图神经网络
此笔记本说明了如何使用 图神经网络 在图中执行节点分类。
[1]:
from IPython.display import SVG
[2]:
import numpy as np
from scipy import sparse
[3]:
from sknetwork.data import art_philo_science
from sknetwork.classification import get_accuracy_score
from sknetwork.gnn import GNNClassifier
from sknetwork.visualization import visualize_graph
带特征的图
让我们加载 art_philo_science
玩具数据集。它包含 30 篇维基百科文章的精选,以及它们之间的链接。每篇文章由其摘要中使用的一些词语描述,这些词语来自一个包含 11 个词语的列表。每篇文章都属于以下 3 个类别之一:艺术、哲学或科学。

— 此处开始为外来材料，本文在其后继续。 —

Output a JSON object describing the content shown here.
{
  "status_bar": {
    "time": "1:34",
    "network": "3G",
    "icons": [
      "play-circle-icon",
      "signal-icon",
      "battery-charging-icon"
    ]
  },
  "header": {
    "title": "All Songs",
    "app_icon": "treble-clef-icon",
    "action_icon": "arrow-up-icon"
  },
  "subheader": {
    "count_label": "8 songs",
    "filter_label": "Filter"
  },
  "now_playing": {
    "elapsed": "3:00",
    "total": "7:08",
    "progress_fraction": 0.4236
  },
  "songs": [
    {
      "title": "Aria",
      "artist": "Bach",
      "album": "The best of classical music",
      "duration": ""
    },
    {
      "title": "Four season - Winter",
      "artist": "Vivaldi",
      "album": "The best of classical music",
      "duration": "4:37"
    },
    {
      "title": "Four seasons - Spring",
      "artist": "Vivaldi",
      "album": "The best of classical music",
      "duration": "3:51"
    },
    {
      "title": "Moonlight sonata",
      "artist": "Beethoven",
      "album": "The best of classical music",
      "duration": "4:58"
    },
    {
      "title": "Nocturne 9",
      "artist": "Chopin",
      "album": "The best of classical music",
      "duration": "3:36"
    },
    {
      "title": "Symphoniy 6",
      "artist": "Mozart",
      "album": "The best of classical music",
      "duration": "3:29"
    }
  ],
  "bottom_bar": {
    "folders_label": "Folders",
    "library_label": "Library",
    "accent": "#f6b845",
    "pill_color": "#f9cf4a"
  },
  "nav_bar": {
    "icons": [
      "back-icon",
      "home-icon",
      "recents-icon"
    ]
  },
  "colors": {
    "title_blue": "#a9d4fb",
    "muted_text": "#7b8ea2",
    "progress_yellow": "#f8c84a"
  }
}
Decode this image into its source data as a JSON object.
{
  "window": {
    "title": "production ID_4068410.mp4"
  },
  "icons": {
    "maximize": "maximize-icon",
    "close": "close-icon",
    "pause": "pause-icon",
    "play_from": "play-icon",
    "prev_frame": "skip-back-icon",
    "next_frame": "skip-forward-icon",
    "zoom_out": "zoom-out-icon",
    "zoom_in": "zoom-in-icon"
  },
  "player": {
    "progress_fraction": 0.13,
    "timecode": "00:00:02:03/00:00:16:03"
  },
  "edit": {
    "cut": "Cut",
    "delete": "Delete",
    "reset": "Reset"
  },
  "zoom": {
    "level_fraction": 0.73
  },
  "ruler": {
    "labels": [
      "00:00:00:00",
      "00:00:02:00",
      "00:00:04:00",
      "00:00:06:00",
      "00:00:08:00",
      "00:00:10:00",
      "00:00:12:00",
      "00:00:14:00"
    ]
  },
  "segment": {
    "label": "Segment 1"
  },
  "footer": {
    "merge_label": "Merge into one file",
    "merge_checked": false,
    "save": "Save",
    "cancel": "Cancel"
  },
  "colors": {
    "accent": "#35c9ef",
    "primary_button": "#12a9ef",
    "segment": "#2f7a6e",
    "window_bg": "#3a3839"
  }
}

目标是从其他文章的类别(训练集)中检索一些文章(测试集)的类别。
[4]:
graph = art_philo_science(metadata=True)
adjacency = graph.adjacency
features = graph.biadjacency
names = graph.names
names_features = graph.names_col
names_labels = graph.names_labels
labels_true = graph.labels
position = graph.position
[5]:
adjacency
[5]:
<30x30 sparse matrix of type '<class 'numpy.bool_'>'
with 240 stored elements in Compressed Sparse Row format>
[6]:
print(names)
['Isaac Newton' 'Albert Einstein' 'Carl Linnaeus' 'Charles Darwin'
'Ptolemy' 'Gottfried Wilhelm Leibniz' 'Carl Friedrich Gauss'
'Galileo Galilei' 'Leonhard Euler' 'John von Neumann' 'Leonardo da Vinci'
'Richard Wagner' 'Ludwig van Beethoven' 'Bob Dylan' 'Igor Stravinsky'
'The Beatles' 'Wolfgang Amadeus Mozart' 'Richard Strauss' 'Raphael'
'Pablo Picasso' 'Aristotle' 'Plato' 'Augustine of Hippo' 'Thomas Aquinas'
'Immanuel Kant' 'Bertrand Russell' 'David Hume' 'René Descartes'
'John Stuart Mill' 'Socrates']
[7]:
print(len(names))
30
[8]:
features
[8]:
<30x11 sparse matrix of type '<class 'numpy.int64'>'
with 101 stored elements in Compressed Sparse Row format>
[9]:
print(names_features)
['contribution' 'theory' 'invention' 'time' 'modern' 'century' 'study'
'logic' 'school' 'author' 'compose']
[10]:
len(names_features)
[10]:
11
[11]:
print(names_labels)
['science' 'arts' 'philosophy']
[12]:
# Number of labels
n_labels = len(set(labels_true))
GCN
默认的 GNN 是一个空间图卷积网络 (GCN)。我们在这里使用单个隐藏层。可以通过参数 dims
(维度列表)指定更多隐藏层。
[13]:
# GNN classifier with a single hidden layer
hidden_dim = 5
gnn = GNNClassifier(dims=[hidden_dim, n_labels],
layer_types='Conv',
activations='ReLu',
verbose=True)
[14]:
print(gnn)
GNNClassifier(
Convolution(layer_type: conv, out_channels: 5, activation: ReLu, use_bias: True, normalization: both, self_embeddings: True)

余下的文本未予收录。